Wolverhampton Oxford Train
At direct rail we’re completely impartial and our aim is to help you find the best fare for your Wolverhampton to Oxford rail journey, quickly, securely and hassle free.
Fare types can sometimes come across a bit confusing but fear not, we make it simple for you to view the best ticket type for the journey between Wolverhampton and Oxford.
On many routes you can save on average 43% by buying your ticket in advance in comparison to buying at your local station on the day of travel. So what are you waiting for? Search for your train fares from Wolverhampton to Oxford now.
Wolverhampton is a city located in the West Midlands in England and lies to the north west of Birmingham. Also, to the north and east lies the countryside of Staffordshire and Shropshire. The city itself lies on the Midlands Plateau and at 120m above sea level it is the highest city centre in the UK. Unusually, there are no rivers within the city although several rivers rise in the city: the rivers Tame and Penk.
The city grew as a market town which focused on the woollen trade. Following the Industrial Revolution the city became a major industrial centre with coal mining, limestone mining and iron ore mining along with steel, locks, motorcycles and car production. Modern day Wolverhampton has retained some of its engineering heritage, including a large aerospace industry, and also in the service sector.
The city has a number of venues, museums and other public buildings that all lend to its cultural offering to visitors. The Grand Theatre in Wolverhampton's largest theatre which opened in 1894 and has featured the actors Charlie Chaplin and Sean Connery. It was also used by Winston Churchill. The Arena Theatre, which is part of the University of Wolverhampton, is the city's second largest theatre and hosts both amateur and professional performances.

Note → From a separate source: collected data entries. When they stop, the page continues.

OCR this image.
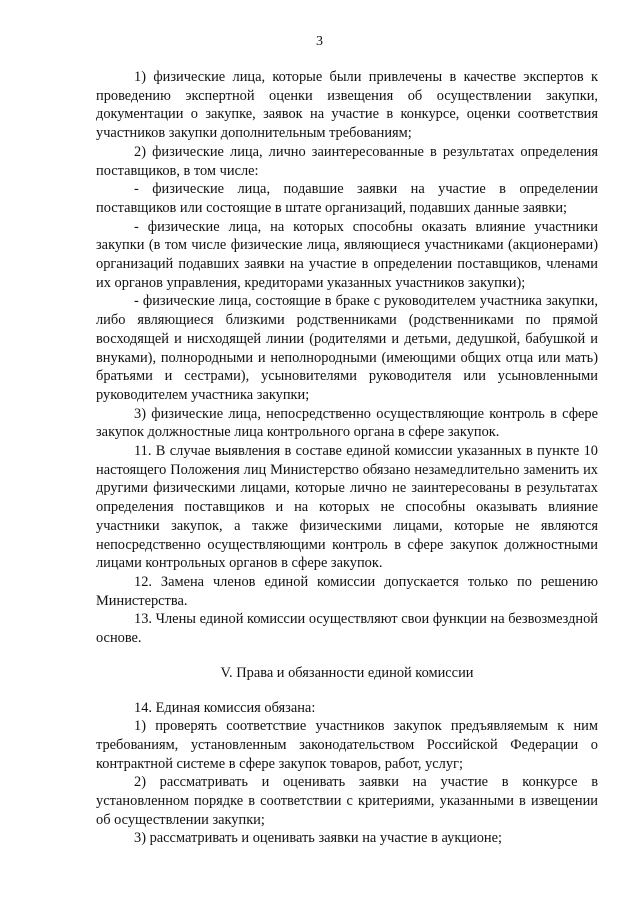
3

1) физические лица, которые были привлечены в качестве экспертов к проведению экспертной оценки извещения об осуществлении закупки, документации о закупке, заявок на участие в конкурсе, оценки соответствия участников закупки дополнительным требованиям;

2) физические лица, лично заинтересованные в результатах определения поставщиков, в том числе:

- физические лица, подавшие заявки на участие в определении поставщиков или состоящие в штате организаций, подавших данные заявки;

- физические лица, на которых способны оказать влияние участники закупки (в том числе физические лица, являющиеся участниками (акционерами) организаций подавших заявки на участие в определении поставщиков, членами их органов управления, кредиторами указанных участников закупки);

- физические лица, состоящие в браке с руководителем участника закупки, либо являющиеся близкими родственниками (родственниками по прямой восходящей и нисходящей линии (родителями и детьми, дедушкой, бабушкой и внуками), полнородными и неполнородными (имеющими общих отца или мать) братьями и сестрами), усыновителями руководителя или усыновленными руководителем участника закупки;

3) физические лица, непосредственно осуществляющие контроль в сфере закупок должностные лица контрольного органа в сфере закупок.

11. В случае выявления в составе единой комиссии указанных в пункте 10 настоящего Положения лиц Министерство обязано незамедлительно заменить их другими физическими лицами, которые лично не заинтересованы в результатах определения поставщиков и на которых не способны оказывать влияние участники закупок, а также физическими лицами, которые не являются непосредственно осуществляющими контроль в сфере закупок должностными лицами контрольных органов в сфере закупок.

12. Замена членов единой комиссии допускается только по решению Министерства.

13. Члены единой комиссии осуществляют свои функции на безвозмездной основе.

V. Права и обязанности единой комиссии

14. Единая комиссия обязана:

1) проверять соответствие участников закупок предъявляемым к ним требованиям, установленным законодательством Российской Федерации о контрактной системе в сфере закупок товаров, работ, услуг;

2) рассматривать и оценивать заявки на участие в конкурсе в установленном порядке в соответствии с критериями, указанными в извещении об осуществлении закупки;

3) рассматривать и оценивать заявки на участие в аукционе;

Located in the county of Oxfordshire, the city of Oxford has a rich history and is famous for being home of the prestigious Oxford University, which is made up of 38 colleges. However, there is more to Oxford than the university. You can take a stroll around the city and discover lovely tea rooms and cafes, museums, many of which are free to enter, or explore the famous Botanic Gardens. The Gardens were founded by the Earl of Danby, Henry Danvers as a physic garden in 1621, and is the oldest botanic garden in Britain. It houses a good collection of trees and plants, has tropical greenhouses, a Bog Garden and a Rock Garden. To get an overview of the city before you begin walking, try climbing up Carfax Tower in the city centre. Other views over the city are available from the University Church of St. Mary the Virgin in the High Street, and St. Michael Northgate, in Cornmarket. All of these vantage points have small admission charges. Walking tours of the city centre depart from the Oxford Visitor Information Centre (unless otherwise stated) and last between 1.5 and 2 hours. As well as introductory guided walking tours, specially themed tours are also available.